The Pentagon plans to sell $10.8 billion worth of advanced weaponry to Saudi Arabia and the United Arab Emirates. The hardware includes bunker buster bombs and cruise missiles.
The planned deal includes shipping 1,000 GBU-39/B bombs to Saudi Arabia and 5,000 to the UAE, AFP reports. They have air-deployed wings, which allow them to strike targets as far away as 110km. Their warheads can penetrate up to a meter of reinforced concrete.
The planned sale also includes sophisticated Standoff Land Attack Extended Range (SLAM-ER) and Joint Standoff Weapons (JSOW) cruise missiles. Both are meant for destroying surface targets from a long distance, allowing warplanes to stay out of the range of enemy air defenses.

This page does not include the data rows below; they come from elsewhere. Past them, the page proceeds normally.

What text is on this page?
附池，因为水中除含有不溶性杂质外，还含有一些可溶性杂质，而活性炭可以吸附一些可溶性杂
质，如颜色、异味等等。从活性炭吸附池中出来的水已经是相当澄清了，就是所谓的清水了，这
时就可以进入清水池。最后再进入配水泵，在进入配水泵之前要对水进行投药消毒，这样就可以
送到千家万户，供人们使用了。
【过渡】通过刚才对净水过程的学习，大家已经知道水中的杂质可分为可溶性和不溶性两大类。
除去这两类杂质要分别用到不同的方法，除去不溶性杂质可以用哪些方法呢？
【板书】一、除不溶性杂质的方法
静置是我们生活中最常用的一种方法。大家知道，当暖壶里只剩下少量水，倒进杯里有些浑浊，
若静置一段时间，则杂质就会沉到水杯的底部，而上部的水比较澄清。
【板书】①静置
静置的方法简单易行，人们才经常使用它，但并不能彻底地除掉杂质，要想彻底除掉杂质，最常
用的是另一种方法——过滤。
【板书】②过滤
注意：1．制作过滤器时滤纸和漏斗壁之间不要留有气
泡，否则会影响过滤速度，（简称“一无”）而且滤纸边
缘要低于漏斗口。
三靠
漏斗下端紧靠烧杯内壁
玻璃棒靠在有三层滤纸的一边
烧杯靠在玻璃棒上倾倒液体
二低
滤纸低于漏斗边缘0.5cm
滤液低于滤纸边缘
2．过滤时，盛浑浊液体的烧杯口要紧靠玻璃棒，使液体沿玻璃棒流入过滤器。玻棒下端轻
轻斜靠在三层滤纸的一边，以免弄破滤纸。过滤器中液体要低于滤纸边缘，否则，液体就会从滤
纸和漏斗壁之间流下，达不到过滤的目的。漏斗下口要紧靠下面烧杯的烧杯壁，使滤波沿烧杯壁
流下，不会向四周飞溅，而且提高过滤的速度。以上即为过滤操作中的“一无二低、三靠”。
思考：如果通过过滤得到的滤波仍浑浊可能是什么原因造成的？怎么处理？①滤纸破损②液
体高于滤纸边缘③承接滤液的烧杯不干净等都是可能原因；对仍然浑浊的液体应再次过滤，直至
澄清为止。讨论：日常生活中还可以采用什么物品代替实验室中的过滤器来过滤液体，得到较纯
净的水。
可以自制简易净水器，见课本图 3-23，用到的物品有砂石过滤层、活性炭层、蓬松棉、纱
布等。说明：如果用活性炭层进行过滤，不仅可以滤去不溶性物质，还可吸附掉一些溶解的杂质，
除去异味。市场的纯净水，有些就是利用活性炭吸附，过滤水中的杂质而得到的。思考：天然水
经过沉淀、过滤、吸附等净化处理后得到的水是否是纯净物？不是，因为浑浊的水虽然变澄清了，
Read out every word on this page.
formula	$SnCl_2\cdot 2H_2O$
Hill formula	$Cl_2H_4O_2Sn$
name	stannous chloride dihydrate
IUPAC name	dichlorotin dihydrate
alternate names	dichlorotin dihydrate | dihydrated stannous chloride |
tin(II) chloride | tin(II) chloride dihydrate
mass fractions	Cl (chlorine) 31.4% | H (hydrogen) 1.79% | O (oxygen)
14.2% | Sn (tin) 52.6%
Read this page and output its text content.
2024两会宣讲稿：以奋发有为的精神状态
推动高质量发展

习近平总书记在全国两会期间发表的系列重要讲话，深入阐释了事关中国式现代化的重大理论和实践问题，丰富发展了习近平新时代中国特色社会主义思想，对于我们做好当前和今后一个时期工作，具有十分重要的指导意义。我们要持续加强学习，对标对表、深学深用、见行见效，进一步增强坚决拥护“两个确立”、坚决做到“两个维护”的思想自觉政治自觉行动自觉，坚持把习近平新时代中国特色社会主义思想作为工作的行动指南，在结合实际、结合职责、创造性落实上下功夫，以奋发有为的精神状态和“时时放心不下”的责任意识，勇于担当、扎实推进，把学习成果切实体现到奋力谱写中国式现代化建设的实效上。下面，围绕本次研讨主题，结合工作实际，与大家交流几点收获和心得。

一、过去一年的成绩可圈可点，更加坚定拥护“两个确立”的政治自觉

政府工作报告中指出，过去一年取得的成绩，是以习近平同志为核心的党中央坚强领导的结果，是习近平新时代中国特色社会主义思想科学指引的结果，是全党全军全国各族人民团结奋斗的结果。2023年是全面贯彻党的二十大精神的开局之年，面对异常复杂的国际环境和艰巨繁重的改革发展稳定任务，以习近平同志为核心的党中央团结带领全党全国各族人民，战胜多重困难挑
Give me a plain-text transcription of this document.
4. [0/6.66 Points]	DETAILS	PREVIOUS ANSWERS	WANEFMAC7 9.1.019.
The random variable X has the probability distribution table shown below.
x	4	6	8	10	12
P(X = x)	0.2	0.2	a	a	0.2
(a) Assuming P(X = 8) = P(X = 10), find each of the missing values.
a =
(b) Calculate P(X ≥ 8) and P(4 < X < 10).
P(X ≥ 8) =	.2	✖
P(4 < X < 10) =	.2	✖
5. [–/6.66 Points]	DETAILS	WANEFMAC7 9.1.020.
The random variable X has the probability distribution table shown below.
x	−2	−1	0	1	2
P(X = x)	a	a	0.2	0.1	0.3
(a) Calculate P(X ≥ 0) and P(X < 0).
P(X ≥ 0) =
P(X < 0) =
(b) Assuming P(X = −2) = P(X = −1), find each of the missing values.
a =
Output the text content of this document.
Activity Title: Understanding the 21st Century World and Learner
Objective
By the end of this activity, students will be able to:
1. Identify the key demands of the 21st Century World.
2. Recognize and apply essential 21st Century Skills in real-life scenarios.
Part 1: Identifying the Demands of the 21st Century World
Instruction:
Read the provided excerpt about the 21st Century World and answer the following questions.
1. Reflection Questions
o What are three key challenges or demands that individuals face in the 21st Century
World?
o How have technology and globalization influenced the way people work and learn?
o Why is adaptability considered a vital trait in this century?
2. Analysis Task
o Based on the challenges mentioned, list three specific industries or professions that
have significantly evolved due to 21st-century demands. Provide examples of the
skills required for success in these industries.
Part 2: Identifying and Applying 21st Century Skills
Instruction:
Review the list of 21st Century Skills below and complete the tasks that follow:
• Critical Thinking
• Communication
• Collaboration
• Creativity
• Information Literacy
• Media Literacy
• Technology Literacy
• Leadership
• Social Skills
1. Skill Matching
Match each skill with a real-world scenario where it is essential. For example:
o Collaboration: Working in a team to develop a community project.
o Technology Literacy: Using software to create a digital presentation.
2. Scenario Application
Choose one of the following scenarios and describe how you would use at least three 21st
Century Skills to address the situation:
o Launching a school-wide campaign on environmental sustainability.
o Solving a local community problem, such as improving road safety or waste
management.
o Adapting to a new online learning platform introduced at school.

The Saudis will purchase 650 of the Boeing-manufactured SLAM-ERs and 973 Raytheon-made JSOWs, as well as other missiles. They are to pay $6.8 billion for the hardware, parts, training and logistical support.
The United Arab Emirates is due to buy $4 billion worth of weaponry, including the bunker buster bombs, 300 SLAM-ERs and 1,200 JSOW missiles.
The planned deal will be the first time the U.S. delivers the sophisticated gliding bombs and missiles to the region.
Back in April, Defense Secretary Chuck Hagel announced plans to sell $10 billion worth of arms to Israel, Saudi Arabia and the UAE. This week’s announcement details the munitions that the Persian Gulf monarchies are seeking.
DoD officials informed the Congress of the planned deal last week. Legislators have 30 days to block the sale, but this is unlikely to happen considering the U.S.’ previous weapon deals with its Persian Gulf allies.
In 2011, the U.S. signed a $29.4 billion deal with Saudi Arabia to sell 84 Boeing-made F-15 jets and upgrade 70 planes already owned by the kingdom. The Obama administration has also sold the UAE an anti-missile system called the Terminal High-Altitude Area Defense.